ふと見ると、“生ビールとデンキブラン、相思相愛“と書かれたポップが。
生ビールをチェイサーにデンキブランを飲むのが神谷バーの伝統的な飲み方だそう。
常連のお客さんのほとんどはセットでオーダーするそう。
デンキブランと味わうビールはとても爽やかでグイグイ進みます。
お互いにないものを補い合うようなベストな組み合わせ。
2階には「レストランカミヤ」、3階は「割烹神谷」があり、神谷バーの食事メニューはかなり充実しています。
なかでも人気なのは、「煮込」と「かにコロッケ」。
煮込 600円(税込)
白味噌をベースに、やわらかく煮込まれた牛モツ。
かにコロッケ 800円(税込)
ズワイガニの身とホワイトソースがたっぷりで絶品のコロッケ。
社長の神谷直彌さんにお話を伺うと、平日の昼間も神谷バーを訪れるお客さんは多く、とくに年配の男性がよく来られていて、長く通われている方も多くいらっしゃるそうです。
また、一人で来られて食事と一緒にたのしむ方も見かけるとのこと。
コロナ禍で外国人観光客は激減しましたが、以前は欧米の観光客もよく来店されていたそう。

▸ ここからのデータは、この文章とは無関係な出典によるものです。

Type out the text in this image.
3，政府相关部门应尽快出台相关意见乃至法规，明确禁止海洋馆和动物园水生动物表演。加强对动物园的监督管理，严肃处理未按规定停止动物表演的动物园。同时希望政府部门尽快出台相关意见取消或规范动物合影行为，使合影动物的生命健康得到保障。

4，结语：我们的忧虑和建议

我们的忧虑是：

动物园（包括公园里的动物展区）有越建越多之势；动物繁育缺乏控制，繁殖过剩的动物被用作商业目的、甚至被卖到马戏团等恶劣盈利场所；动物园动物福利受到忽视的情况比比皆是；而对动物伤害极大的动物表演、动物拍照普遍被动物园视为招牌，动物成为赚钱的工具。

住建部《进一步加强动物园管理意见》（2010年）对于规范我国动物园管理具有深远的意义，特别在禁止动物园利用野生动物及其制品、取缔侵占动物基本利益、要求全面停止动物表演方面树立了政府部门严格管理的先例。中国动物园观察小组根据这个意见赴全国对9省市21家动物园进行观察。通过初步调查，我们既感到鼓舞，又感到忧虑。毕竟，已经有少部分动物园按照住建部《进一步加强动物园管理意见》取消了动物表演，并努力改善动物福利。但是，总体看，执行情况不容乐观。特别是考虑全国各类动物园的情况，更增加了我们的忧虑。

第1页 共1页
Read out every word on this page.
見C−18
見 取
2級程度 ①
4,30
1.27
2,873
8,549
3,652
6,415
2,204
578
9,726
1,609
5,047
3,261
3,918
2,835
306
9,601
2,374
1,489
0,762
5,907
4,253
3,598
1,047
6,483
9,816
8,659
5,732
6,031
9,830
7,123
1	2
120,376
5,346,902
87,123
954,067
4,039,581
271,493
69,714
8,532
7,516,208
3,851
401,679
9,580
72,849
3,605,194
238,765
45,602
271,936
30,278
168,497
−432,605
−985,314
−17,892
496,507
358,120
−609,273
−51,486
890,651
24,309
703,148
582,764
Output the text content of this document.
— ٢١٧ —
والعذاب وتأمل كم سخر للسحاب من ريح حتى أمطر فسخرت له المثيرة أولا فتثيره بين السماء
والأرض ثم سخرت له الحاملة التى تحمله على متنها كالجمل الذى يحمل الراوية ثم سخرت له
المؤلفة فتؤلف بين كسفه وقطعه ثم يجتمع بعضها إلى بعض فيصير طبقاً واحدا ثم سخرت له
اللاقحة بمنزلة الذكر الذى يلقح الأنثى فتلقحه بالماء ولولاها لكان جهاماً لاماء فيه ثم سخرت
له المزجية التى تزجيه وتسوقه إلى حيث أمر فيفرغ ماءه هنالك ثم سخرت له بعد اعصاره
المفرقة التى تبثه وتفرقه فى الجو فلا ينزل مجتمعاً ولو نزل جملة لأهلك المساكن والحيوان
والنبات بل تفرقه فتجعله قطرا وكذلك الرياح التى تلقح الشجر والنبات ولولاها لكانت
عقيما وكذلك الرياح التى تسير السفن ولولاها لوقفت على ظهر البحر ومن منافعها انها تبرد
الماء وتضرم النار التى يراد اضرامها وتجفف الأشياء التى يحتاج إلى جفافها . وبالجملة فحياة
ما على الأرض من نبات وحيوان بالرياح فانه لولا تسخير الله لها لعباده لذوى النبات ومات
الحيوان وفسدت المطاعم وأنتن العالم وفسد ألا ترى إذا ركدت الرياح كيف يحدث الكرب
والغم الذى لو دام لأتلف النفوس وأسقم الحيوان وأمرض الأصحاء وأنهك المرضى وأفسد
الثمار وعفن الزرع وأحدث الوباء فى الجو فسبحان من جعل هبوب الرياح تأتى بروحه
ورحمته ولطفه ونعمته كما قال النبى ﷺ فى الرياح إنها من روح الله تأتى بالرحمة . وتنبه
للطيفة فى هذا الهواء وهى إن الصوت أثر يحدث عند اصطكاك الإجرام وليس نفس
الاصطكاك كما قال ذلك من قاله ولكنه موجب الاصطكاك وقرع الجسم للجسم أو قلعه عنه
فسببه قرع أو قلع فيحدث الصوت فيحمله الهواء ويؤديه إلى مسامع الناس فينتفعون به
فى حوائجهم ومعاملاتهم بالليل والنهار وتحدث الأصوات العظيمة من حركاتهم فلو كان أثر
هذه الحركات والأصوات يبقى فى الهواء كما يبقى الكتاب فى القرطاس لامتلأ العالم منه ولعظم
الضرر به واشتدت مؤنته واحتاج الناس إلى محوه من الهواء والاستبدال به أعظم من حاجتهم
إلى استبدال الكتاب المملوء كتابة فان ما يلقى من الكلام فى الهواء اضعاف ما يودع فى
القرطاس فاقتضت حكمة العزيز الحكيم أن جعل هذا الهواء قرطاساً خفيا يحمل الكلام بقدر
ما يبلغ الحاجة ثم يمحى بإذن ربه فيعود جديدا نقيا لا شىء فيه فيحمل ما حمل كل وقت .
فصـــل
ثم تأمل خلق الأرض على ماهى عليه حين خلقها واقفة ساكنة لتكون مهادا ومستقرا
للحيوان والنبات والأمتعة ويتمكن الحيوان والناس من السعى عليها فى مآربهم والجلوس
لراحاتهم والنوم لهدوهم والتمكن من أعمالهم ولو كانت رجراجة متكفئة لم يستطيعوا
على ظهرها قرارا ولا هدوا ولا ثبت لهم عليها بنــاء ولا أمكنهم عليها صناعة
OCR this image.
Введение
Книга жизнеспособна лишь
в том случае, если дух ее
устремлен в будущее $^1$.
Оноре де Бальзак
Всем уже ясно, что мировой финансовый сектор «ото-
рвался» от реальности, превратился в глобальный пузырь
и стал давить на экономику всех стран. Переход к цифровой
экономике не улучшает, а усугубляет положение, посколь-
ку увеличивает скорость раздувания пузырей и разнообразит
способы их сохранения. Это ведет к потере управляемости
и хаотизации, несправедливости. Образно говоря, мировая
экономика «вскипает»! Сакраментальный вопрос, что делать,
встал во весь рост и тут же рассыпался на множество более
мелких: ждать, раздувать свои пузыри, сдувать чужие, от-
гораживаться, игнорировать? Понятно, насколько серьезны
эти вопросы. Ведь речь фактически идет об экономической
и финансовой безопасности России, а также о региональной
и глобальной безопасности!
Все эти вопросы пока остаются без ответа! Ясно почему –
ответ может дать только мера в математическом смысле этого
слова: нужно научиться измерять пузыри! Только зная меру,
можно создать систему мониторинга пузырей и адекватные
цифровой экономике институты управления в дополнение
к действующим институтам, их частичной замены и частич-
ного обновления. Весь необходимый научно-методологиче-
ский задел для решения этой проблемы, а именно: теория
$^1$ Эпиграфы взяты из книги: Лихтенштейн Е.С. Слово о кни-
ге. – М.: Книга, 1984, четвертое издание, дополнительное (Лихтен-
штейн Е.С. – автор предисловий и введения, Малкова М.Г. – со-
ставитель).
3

「浅草は東京のなかでもかなり特殊な街ですので、東京に住んでいる人にこそ、ぜひ足を運んでもらいたいですね。今まで知らなかった、“東京の意外な一面”を発見できると思います」。(神谷社長)
5代目の神谷社長。大手ビールメーカー勤務を経て家業を継がれました。
「デンキブランはかつて、祖父の代まで経営していた「神谷酒造」で製造していましたが、今は外部に委託醸造をしています。レシピは私も知らず、秘伝中の秘伝です」。(神谷社長)
下町の風情あふれる浅草の老舗バーで、140年愛され続ける銘酒を昼下がりにゆっくりと味わってみてはいかがでしょうか。
神谷バー
東京都台東区浅草1丁目1番1号
TEL 03-3841-5400
営業時間 11:00〜22:00
(営業時間自粛要請期間中は21:00まで)
火曜定休
http://www.kamiya-bar.com
※お出かけの際は、各店舗のホームページ等で営業時間をご確認ください。